Steam wasn’t on the Bitcoin train for long. Bitcoin was introduced as a payment method on Steam in April 2016 and removed in December 2017 due to the volatility of Bitcoin’s price and “a significant increase in the fees to process transactions on the Bitcoin network,” Valve wrote at the time. More recently Valve raised the ire of crypto fans by banning crypto and NFT games from the store. Last week while talking to Valve president Gabe Newell about the Steam Deck, I also asked about that rule and his take on cryptocurrency in general.
Turns out: Not a fan, at least when it comes to Steam.
“The problem is that a lot of the actors who are in that space are not people you want interacting with your customers,” Newell said. “We had problems when we started accepting cryptocurrencies as a payment option. 50% of those transactions were fraudulent, which is a mind-boggling number. These were customers we didn’t want to have.”
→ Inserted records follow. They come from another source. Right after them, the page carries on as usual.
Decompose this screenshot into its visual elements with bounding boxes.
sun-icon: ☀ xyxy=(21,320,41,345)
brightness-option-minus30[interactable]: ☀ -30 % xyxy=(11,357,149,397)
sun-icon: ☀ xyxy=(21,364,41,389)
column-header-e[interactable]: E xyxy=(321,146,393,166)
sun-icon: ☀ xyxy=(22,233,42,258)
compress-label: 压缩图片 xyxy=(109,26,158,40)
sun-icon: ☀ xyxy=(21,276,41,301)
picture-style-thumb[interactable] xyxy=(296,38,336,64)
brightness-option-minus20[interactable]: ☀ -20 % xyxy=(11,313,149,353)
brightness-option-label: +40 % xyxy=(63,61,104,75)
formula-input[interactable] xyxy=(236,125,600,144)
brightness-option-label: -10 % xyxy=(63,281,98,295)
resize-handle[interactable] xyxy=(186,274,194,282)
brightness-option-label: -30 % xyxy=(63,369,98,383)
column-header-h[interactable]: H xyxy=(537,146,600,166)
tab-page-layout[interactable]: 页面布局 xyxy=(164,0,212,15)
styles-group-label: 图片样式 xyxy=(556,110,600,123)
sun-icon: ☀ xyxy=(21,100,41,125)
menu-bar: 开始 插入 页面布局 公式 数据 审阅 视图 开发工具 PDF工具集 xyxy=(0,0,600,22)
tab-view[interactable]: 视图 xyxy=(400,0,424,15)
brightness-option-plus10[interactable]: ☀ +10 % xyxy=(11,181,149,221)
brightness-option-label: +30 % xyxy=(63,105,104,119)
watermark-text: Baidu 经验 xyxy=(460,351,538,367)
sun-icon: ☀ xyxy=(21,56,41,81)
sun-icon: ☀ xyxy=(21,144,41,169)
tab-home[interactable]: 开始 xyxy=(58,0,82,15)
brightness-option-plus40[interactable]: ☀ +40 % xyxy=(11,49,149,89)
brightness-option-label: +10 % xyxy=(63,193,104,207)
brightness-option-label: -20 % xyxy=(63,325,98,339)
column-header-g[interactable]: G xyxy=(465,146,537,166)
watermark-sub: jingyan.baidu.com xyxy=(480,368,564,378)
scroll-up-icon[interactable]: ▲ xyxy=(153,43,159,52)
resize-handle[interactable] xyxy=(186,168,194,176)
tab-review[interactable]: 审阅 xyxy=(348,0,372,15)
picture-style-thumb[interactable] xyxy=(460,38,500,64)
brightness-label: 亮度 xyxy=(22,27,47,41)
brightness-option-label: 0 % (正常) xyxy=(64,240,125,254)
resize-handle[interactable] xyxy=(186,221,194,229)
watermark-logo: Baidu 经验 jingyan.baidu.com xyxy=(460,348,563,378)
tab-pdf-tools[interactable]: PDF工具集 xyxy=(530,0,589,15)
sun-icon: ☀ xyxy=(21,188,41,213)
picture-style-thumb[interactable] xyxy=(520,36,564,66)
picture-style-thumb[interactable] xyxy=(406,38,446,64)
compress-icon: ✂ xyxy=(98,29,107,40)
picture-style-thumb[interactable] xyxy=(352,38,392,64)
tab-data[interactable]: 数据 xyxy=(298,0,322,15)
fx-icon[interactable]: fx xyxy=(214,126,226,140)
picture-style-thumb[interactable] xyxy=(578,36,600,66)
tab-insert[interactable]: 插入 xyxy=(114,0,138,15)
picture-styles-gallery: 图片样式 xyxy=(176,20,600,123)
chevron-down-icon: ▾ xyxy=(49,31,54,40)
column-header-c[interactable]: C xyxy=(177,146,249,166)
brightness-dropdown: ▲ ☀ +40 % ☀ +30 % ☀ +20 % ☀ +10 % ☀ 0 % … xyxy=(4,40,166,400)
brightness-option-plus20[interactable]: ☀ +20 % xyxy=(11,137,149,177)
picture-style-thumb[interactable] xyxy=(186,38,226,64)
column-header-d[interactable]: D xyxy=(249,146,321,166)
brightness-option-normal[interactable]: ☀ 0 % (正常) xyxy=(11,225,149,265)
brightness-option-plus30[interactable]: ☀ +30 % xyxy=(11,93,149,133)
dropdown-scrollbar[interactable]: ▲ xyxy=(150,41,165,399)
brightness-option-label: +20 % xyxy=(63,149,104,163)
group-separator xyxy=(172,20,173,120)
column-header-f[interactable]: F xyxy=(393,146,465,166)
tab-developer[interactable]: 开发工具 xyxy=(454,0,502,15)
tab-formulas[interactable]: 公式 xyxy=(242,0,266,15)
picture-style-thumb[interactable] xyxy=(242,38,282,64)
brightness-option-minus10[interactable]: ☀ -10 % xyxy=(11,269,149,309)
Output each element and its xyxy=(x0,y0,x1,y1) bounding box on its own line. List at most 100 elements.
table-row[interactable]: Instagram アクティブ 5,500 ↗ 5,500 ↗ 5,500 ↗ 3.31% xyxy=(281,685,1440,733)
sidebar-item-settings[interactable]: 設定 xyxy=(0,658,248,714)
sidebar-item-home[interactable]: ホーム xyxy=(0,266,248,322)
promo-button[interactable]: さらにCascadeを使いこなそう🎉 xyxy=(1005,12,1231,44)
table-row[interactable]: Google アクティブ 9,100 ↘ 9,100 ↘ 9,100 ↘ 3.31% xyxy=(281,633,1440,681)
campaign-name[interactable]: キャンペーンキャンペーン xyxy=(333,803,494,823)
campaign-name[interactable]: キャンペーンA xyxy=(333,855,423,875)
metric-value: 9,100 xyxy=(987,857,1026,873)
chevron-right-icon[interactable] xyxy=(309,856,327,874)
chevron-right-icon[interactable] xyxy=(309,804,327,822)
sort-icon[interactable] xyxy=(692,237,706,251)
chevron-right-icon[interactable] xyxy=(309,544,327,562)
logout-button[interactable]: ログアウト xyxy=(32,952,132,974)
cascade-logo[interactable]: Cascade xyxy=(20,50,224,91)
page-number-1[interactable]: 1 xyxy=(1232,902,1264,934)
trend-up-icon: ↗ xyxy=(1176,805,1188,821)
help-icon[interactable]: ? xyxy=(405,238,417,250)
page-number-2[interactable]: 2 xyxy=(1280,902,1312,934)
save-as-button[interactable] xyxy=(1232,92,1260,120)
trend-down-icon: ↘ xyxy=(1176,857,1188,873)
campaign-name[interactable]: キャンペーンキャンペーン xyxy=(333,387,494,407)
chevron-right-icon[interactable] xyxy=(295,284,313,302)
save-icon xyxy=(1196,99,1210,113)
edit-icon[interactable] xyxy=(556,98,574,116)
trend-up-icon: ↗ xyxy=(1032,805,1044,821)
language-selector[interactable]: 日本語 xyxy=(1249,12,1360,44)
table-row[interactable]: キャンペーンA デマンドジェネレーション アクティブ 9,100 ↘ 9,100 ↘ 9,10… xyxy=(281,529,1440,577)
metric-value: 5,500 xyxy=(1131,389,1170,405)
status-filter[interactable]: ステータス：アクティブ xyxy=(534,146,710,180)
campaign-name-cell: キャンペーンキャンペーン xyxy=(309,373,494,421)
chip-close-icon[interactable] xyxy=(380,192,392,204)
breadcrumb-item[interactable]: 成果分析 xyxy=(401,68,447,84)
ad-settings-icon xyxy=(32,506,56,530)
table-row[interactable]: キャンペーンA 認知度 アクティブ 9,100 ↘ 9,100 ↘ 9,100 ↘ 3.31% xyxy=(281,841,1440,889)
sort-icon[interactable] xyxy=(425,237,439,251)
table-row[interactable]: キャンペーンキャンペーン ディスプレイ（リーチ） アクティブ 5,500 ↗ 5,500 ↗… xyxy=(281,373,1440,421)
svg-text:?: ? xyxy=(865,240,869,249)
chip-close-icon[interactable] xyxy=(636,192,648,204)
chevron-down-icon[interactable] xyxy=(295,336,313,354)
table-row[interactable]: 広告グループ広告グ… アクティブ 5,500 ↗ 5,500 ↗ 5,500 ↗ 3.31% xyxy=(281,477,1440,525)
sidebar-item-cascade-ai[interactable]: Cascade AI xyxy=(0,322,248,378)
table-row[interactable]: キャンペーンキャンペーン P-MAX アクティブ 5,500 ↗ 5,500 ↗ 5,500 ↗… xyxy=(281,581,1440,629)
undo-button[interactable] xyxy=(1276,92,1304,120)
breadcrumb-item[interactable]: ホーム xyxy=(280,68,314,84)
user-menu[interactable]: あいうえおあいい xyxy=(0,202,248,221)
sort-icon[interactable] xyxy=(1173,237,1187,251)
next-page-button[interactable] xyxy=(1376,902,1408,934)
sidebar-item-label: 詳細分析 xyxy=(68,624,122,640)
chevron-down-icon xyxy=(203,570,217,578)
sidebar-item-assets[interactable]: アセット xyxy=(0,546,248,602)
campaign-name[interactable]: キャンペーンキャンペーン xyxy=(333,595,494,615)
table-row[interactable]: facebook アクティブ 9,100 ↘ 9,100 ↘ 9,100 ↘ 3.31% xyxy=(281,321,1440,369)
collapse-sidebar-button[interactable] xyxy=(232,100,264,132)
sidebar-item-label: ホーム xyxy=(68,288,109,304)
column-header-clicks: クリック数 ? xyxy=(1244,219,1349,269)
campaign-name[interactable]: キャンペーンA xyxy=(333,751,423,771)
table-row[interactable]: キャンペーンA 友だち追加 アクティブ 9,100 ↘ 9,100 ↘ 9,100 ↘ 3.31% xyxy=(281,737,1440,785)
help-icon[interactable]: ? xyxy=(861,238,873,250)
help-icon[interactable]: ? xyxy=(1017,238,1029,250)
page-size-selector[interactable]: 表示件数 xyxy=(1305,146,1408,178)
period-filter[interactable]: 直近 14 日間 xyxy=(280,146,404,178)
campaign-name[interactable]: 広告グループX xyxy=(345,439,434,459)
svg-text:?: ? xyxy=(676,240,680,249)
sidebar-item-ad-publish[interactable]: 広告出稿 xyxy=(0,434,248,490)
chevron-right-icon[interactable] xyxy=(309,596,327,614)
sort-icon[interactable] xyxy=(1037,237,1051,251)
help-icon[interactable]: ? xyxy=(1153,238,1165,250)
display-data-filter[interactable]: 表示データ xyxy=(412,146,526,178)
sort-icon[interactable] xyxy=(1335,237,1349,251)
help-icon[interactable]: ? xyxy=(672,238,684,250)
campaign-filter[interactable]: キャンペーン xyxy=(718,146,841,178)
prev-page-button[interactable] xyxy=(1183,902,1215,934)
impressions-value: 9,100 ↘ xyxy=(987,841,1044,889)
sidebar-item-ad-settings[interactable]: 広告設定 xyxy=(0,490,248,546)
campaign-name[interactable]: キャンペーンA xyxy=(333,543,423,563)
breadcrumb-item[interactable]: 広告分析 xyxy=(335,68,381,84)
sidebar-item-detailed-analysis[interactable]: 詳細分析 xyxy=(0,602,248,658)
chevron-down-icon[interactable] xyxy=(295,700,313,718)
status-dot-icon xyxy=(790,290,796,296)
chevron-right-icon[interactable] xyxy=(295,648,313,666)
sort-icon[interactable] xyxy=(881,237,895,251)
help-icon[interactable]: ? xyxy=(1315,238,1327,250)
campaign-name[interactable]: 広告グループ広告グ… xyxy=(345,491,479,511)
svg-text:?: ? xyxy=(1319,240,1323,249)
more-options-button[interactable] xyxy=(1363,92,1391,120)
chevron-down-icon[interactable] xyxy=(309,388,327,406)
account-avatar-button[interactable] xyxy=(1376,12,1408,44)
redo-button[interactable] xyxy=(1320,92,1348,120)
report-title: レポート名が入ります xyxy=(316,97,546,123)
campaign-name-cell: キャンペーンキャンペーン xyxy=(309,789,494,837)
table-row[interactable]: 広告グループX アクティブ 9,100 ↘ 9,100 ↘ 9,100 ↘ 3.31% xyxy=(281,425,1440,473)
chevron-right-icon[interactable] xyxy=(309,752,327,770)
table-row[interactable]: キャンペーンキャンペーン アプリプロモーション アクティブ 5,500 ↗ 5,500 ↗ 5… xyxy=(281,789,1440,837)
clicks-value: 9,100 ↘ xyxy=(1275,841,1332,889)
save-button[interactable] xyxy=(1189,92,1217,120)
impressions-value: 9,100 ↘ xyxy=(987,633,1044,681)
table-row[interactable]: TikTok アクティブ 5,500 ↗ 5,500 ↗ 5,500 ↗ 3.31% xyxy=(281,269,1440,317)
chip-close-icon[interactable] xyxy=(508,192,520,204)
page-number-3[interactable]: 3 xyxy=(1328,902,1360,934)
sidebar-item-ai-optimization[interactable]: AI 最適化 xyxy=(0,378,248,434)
Newell reiterated that Bitcoin’s fluctuations were “a complete nightmare”—people weren’t happy when a game could cost $10 one day and $100 the next.
His opinion hasn’t changed with the recent rise of crypto games and NFTs.
“There’s a lot of really interesting technology in blockchains and figuring out how to do a distributed ledger, [but] I think that people haven’t figured out why you actually need a distributed ledger,” Newell said.
“There’s a difference between what it should be and what it really is currently in the real world. And that’s sort of where we were at with the blockchain-based NFT stuff: so much of it was ripping customers off. And we were like, ‘Yeah, that’s not what we want to do, we don’t want to enable screwing large numbers of our customers over,’ so that’s what drove that decision. There’s nothing inherently about distributed ledgers that makes them problematic. It’s just so far that’s almost always what our experience has been.”